8) Mereka meningkatkan investasi mereka dalam
hal hubungan dan memperluas lingkup kehidupan mereka yang penting.
9) Mereka sedikit demi sedikit mulai
merasakan bahwa interes mereka masing masing merupakan ikatan yang tak dapat
dipisahkan demi kebaikan hubungan mereka.
10)
Mereka meningkatkan perasan
saling menyenangi, mempercayai, dan mencintai demi kepentingan bersama.
11)
Mereka melihat hubungan
tersebut sebagai yang tak tergeser, atau setidak-tidaknya sebagai suatu yang
unik.
12) Mereka semakin akrab satu sama lain
sebagai sejoli dan bukan sebagai individu.
3.
Masyarakat dan Perkawinan
Pada dasarnya manusia adalah mahluk “Zoon
Politicon” artinya manusia selalu bersama manusia lainnya “”dalam pergaulan
hidup dan kemudian bermasyarakat. Hidup bersama dalam masyarakat merupakan
suatu gejala yang biasa bagi manusia dan hanya manusia yang memiliki kelainan
saja yang ingin hidup mengasingkan diri dari orang lain. Salah satu bentuk
hidup bersama yang terkecil adalah keluarga
- Pengertian Keluarga
Dalam UU Nomor 1 Tahun 1974 pasal 1 merumuskan pengertian perkawinan
sebagai berikut : “Perkawinan ialah ikatan lahir antara seorang pria dengan
seorang wanita sebagai suami istri dengan tujuan membentuk keluarga (rumah
tangga) yang bahagia dan kekal berdasarkan Ketuhanan Yang Maha Esa”.

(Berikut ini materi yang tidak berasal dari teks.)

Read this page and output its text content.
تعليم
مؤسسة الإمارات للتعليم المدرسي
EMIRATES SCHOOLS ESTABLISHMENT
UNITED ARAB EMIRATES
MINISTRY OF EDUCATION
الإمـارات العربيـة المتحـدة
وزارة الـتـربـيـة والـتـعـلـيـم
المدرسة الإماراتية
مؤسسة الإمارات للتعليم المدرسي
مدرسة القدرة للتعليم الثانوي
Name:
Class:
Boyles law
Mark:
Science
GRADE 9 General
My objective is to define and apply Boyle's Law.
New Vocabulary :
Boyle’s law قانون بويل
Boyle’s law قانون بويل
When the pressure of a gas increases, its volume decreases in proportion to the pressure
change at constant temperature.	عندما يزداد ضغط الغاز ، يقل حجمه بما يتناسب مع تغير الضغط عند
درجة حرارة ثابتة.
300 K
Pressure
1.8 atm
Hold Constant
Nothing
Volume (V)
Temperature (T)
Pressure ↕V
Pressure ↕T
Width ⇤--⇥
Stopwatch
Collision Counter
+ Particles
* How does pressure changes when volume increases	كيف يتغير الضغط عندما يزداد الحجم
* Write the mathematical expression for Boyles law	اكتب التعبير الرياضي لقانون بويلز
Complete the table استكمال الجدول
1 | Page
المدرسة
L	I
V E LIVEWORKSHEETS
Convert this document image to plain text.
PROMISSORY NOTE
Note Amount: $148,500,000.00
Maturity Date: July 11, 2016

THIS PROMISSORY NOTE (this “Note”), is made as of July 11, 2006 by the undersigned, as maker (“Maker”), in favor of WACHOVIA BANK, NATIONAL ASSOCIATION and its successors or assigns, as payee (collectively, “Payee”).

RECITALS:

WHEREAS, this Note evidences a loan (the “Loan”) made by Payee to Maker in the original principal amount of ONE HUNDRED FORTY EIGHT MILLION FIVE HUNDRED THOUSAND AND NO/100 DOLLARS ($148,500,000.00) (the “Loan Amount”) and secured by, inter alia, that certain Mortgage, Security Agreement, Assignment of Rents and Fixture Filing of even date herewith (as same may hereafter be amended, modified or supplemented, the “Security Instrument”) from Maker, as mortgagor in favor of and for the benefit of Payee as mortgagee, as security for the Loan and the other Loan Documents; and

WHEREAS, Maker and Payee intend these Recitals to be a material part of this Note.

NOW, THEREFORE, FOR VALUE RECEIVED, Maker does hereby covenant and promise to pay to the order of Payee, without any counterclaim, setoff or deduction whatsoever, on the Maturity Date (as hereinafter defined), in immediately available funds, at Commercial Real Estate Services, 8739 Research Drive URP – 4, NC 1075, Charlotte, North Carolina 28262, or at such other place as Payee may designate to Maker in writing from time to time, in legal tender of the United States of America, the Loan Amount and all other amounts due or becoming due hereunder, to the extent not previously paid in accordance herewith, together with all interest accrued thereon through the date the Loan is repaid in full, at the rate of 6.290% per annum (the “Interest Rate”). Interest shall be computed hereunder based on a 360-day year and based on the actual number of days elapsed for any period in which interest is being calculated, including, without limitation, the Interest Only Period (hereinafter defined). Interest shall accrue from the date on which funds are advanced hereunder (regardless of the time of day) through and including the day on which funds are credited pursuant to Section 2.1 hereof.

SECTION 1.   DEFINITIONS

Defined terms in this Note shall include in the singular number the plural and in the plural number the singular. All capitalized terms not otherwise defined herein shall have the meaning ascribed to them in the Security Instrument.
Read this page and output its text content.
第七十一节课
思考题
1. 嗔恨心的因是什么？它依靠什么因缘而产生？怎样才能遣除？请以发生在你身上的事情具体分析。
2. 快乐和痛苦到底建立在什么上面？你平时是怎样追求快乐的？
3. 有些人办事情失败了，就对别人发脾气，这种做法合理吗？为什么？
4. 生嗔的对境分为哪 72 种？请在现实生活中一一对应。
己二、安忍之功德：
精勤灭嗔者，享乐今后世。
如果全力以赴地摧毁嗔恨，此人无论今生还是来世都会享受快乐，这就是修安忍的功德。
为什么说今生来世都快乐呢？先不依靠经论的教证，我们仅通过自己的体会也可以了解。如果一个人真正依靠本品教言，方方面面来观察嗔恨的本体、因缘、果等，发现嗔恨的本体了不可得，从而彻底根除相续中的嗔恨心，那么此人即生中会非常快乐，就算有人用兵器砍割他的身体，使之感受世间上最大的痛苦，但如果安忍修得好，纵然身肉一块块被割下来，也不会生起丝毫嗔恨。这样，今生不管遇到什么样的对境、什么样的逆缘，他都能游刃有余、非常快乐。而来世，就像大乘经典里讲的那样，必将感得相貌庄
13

Menurut Ahmad A, (1997:69) mendefinisikan
perkawinan adalah: melaksanakan Aqad (perikatan yang dijalin dengan pengakuan
kedua belah pihak (antara seorang laki-laki dan seorang perempuan atas dasar
keridhoan dan kesukaan kedua belah pihak, oleh seorang wali dari pihak
perempuan menurut sifat yang telah ditetapkan syarat untuk menghalalkan hidup
serumah dan menjadikan yang seorang condong kepada yang seorang lagi dan
menjadikan masing-masing dari padanya sekutu (teman hidup).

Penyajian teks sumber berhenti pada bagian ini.